FINANCE Minister Dr Bwalya Ng’andu says long term sustainability of Zambia’s economy will only be derived from increased local production of food and clothing.

During the Economics Association of Zambia (EAZ) annual gala dinner, Friday, Dr Ng’andu said the country’s failure to produce is what undermined the significant transformation of the economy.

“Our failure to produce undermines job creation and delays a significant transformation of the economy to the level that we are capable of achieving… additional tax measures announced attempt to give advantage to certain locally produced goods over imported goods. Yet another important measure that is on the cards for implementation requires that we begin the process of achieving a national paradigm shift, which will ultimately reduce our psychological over dependence on imported goods. What I think will ensure the long term sustainability of this economy is our capacity to produce more of what we eat and more of what we wear and not consume more of what others produce. Short of becoming a strong knowledge based economy of which we are some distance away from achieving, this economy cannot be sustained without developing agriculture and manufacturing as a foundation,” Dr Ng’andu said.

He said if most of the companies died due to the impact of the COVID-19 pandemic, the country would have little hope of reviving the economy.

“I want to explore measures which, if implemented, will give impetus to strong and sustainable growth in the medium to the long term. And I should also state here that I have understood resilience to mean developing adequate capacity to withstand the negative effects of the pandemic such that we are able to protect the vulnerable in our society and build a foundation for lasting recovery of the economy. At the very least, I think that what could set the stage for positive growth beyond the pandemic is how well and how many business entities survive the onslaught brought about by the restrictions in the movement of people and the subsequent standstill in economic activity. If most of the companies die, if they fail to transition, we have a problem but if we can preserve as many as we can going forward, then we have hope of reviving the economy,” Dr Ng’andu said.

He further said in response, government had decided to give practical support to businesses through the lowering of customs duties in the 2021 national budget, among others.
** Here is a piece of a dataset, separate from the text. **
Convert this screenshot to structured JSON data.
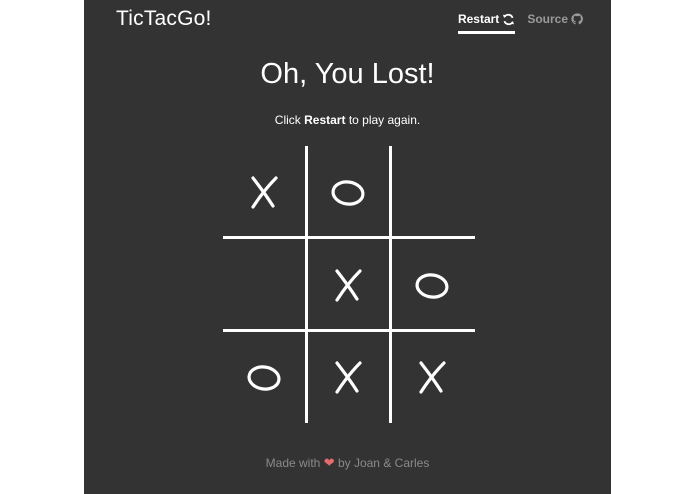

“Since our projections are that the negative impact of the pandemic will spill over into next year, the 2021 budget has also given practical support to business through the lowering of customs duties with the view of stimulating economic activity in agriculture and tourism,” said Dr Ngandu.

“Now in response and in order to prevent companies from collapsing under the weight of the COVID-19 induced challenges, early in the year, government implemented a combination of fiscal and monetary measures with expectations that they will give a lift to business and considerately assist to sustain them during 2020. These include waiving tax and interest on outstanding tax liabilities as a way of helping them to manage their liquidity, sustaining the customs duty and VAT commiserated items and issuing of liquidity through the issuance of the COVID-19 bond and the Bank of Zambia medium term refinancing facility.”
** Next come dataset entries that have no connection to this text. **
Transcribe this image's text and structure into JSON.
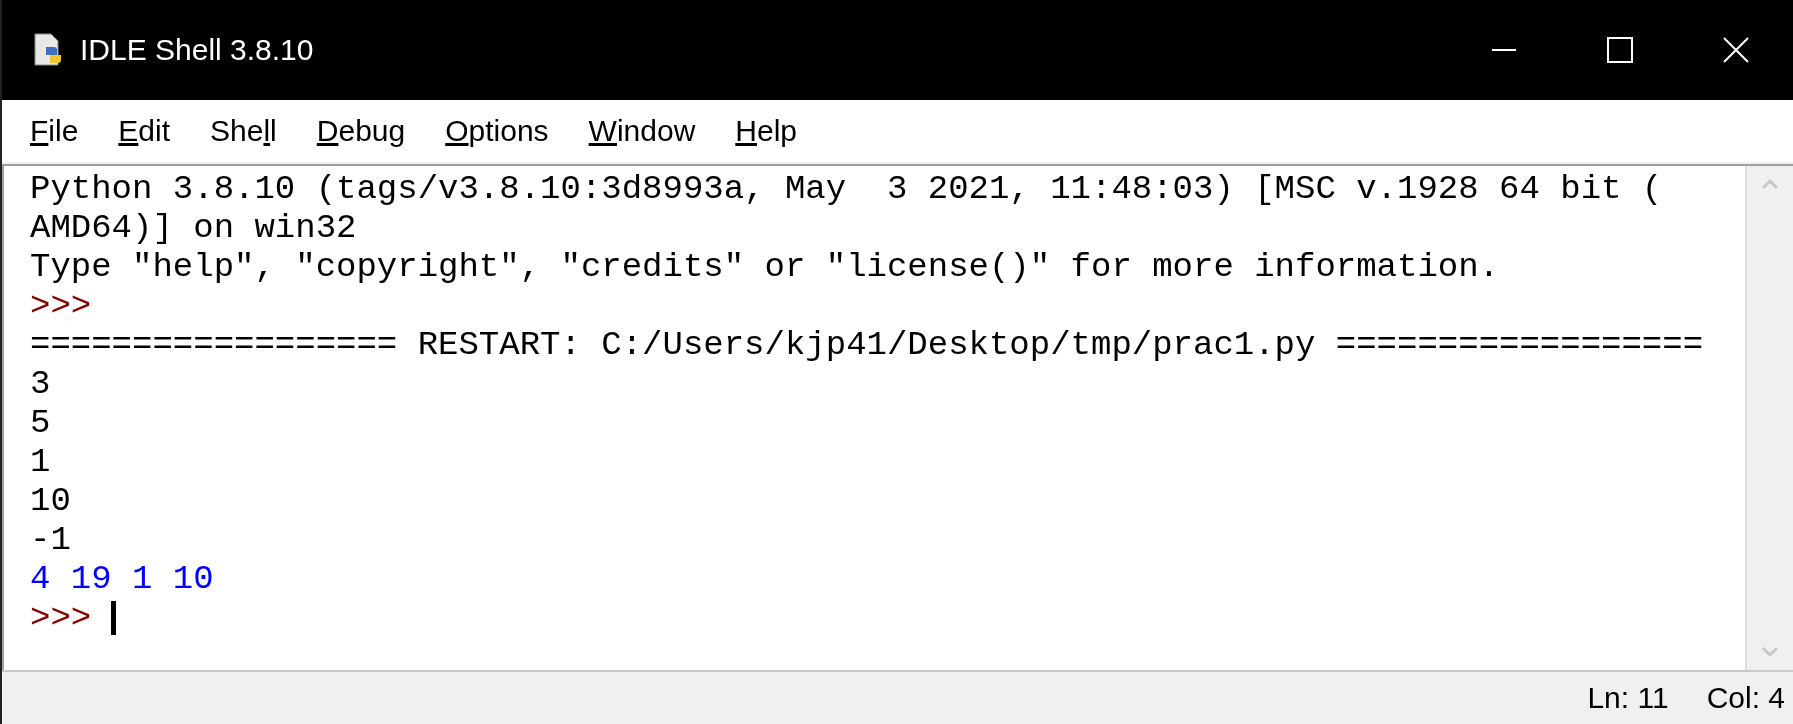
{
  "window": {
    "title": "IDLE Shell 3.8.10"
  },
  "menu": [
    {
      "key": "F",
      "post": "ile"
    },
    {
      "key": "E",
      "post": "dit"
    },
    {
      "pre": "She",
      "key": "l",
      "post": "l"
    },
    {
      "key": "D",
      "post": "ebug"
    },
    {
      "key": "O",
      "post": "ptions"
    },
    {
      "key": "W",
      "post": "indow"
    },
    {
      "key": "H",
      "post": "elp"
    }
  ],
  "shell": {
    "lines": [
      {
        "kind": "output",
        "text": "Python 3.8.10 (tags/v3.8.10:3d8993a, May  3 2021, 11:48:03) [MSC v.1928 64 bit (",
        "cursor": false
      },
      {
        "kind": "output",
        "text": "AMD64)] on win32",
        "cursor": false
      },
      {
        "kind": "output",
        "text": "Type \"help\", \"copyright\", \"credits\" or \"license()\" for more information.",
        "cursor": false
      },
      {
        "kind": "prompt",
        "text": ">>>",
        "cursor": false
      },
      {
        "kind": "output",
        "text": "================== RESTART: C:/Users/kjp41/Desktop/tmp/prac1.py ==================",
        "cursor": false
      },
      {
        "kind": "output",
        "text": "3",
        "cursor": false
      },
      {
        "kind": "output",
        "text": "5",
        "cursor": false
      },
      {
        "kind": "output",
        "text": "1",
        "cursor": false
      },
      {
        "kind": "output",
        "text": "10",
        "cursor": false
      },
      {
        "kind": "output",
        "text": "-1",
        "cursor": false
      },
      {
        "kind": "stdin",
        "text": "4 19 1 10",
        "cursor": false
      },
      {
        "kind": "prompt",
        "text": ">>>",
        "cursor": true
      }
    ]
  },
  "status_bar": {
    "line": "Ln: 11",
    "column": "Col: 4"
  }
}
And Bank of Zambia Governor Christopher Mvunga said measures taken by the Central Bank were beginning to yield fruit as evidenced by the improved liquidity conditions and lower lending rates.

“Together, with supportive fiscal policy and initiatives by different stakeholders, we are beginning to see the positive effect of these measures on the real economy through improved liquidity conditions and relatively lower lending rates. Interest rates have come down broadly in line with the Policy Rate cuts and credit to the private sector has risen slightly while economic activity is showing signs of bouncing back despite pronounced downside risks,” Mvunga said.

He added that there was need for the Central Bank to strike a balance between price and financial system stability, and growth in order to address the current economic challenges.

“This requires that we, as Bank of Zambia, strike a right balance between price and financial system stability, and growth. The Bank remains committed to its mandate in contributing to the restoration of macroeconomic stability. We remain committed to overcoming the current challenges. The current developments in the economy, however, call for concerted efforts by all stakeholders to restore macroeconomic stability over the medium-term,” said Mvunga.